Ingin sekali Pradita membalas sambil menjulurkan lidah pada Bu Hasni. Kalau belum selesai untuk apa ia menyerahkan hasil pekerjaannya ke sana?

"Sudah, Bu," jawab Pradita tanpa menatap lagi wajah guru pengawas praktek itu.

Baru saja Pradita ingin kembali ke mejanya, tiba-tiba Bu Hasni kembali berkicau, "Kamu gak melamun lagi kan, Dita?"

Semua orang yang berada di dekat meja Bu Hasni menoleh pada mereka. Jantung Pradita berdetak kencang. Apa-apaan ini Bu Hasni? Sepertinya guru itu sentimen sekali padanya. Ia terpaksa membalikkan badannya. "Gak, Bu. Saya gak melamun."

"Ah masa? Ini dosis maksimalnya belum kamu hitung," ucap Bu Hasni sambil mengangkat jurnalnya.

Pradita membuka mulutnya lebar-lebar. Ia merasa malu sekaligus gondok pada dirinya sendiri. Ia menyeringai dan kemudian mengambil kertas jurnal itu dengan wajah yang diliputi rasa malu dari ujung kaki ke ujung kepala.

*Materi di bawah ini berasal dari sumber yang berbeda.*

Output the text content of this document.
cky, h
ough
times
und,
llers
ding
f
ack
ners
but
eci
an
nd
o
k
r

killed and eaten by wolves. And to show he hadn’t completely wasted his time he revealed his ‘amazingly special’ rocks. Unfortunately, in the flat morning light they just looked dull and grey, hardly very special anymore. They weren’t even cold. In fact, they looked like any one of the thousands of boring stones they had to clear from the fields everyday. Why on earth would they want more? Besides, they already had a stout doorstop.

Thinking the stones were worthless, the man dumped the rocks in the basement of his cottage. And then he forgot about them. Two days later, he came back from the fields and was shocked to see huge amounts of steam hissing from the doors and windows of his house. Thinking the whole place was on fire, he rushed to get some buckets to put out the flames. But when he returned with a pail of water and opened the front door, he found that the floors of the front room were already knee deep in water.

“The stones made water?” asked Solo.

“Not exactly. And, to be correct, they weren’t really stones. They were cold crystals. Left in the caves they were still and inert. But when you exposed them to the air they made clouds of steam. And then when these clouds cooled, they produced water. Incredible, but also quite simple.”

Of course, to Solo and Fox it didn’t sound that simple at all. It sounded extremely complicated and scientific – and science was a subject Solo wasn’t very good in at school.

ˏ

Pradita kembali ke mejanya dan segera menghitungnya dengan baik dan benar. Setelah selesai menghitung DM, kemudian Pradita kembali ke meja Bu Hasni dengan super duper terpaksa.

"Ini, Bu," cicit Pradita.

Bu Hasni kemudian tersenyum lebar yang tidak sampai ke matanya. "Lain kali kamu gak boleh ceroboh lagi ya, Dita. Kalau ini ulangan praktek, kamu sudah saya kasih nol."

Pradita menunduk. "Ya, Bu. Maaf."

"Ya sudah. Sana kembali ke mejamu," ucap Bu Hasni sambil menggerakkan tangannya.

Pradita bergegas kembali ke mejanya dan mengambil segala peralatan yang kotor. Ada mortir, stamper, cawan penguap, erlemeyer, sudip, spatel logam, dan lain-lain. Ia mencucinya hingga bersih.

Lalu ia ke pintu samping laboratorium dan berjongkok untuk membersihkan mortir halusnya dari sisa-sisa salep dengan menggunakan serbuk gergaji yang sudah disiapkan oleh pihak sekolah.

"Lu kenapa, Dit?" tanya Ayuna yang membuatnya terkejut.

"Eh, gak apa-apa, Yun," ujar Pradita bohong.

"Bu Hasni kadang suka ngagetin ya," bisik Ayuna sambil ikut berjongkok di sebelahnya.

Pradita terkekeh pelan sambil menoleh ke belakang karena takut suaranya terdengar oleh Bu Hasni. "Iya bener. Dia emang ngagetin plus nyebelin."

Ia kembali menoleh lagi ke arah Bu Hasni. Sepertinya si guru seksi super menyebalkan itu tidak mendengarkan pembicaraan mereka karena sejak tadi ia sibuk mengetik di ponselnya, Nooki 3660 seri terbaru yang sudah dilengkapi dengan kamera.

Pradita ingin sekali memiliki ponsel yang ada kameranya. Pasti keren sekali jika bisa berfoto-foto ria dengan teman-temannya. Ibunya tidak mungkin membelikannya ponsel sebagus itu. Bisa memiliki ponsel di usia enam belas tahun saja sudah hebat.

Ibunya selalu mengomel-ngomel tentang betapa beruntungnya anak yang lahir di zaman sekarang di mana sudah mengenal yang namanya ponsel. Jika ada penting apa pun bisa langsung telepon, meski jujur saja mengisi pulsanya selalu membuat Pradita harus berhemat-hemat.

Jika sudah bekerja dan menghasilkan uang, ia pasti bisa seperti Bu Hasni yang membeli ponsel mahal dengan fitur kamera terbaru. Pradita menghela napas.

Sekarang tugasnya adalah sekolah dan menuntut ilmu setinggi langit. Selesai membersihkan mortir dengan serbuk gergaji, Pradita kembali ke wastafel dan mencuci mortir itu dengan sabun sampai benar-benar bersih.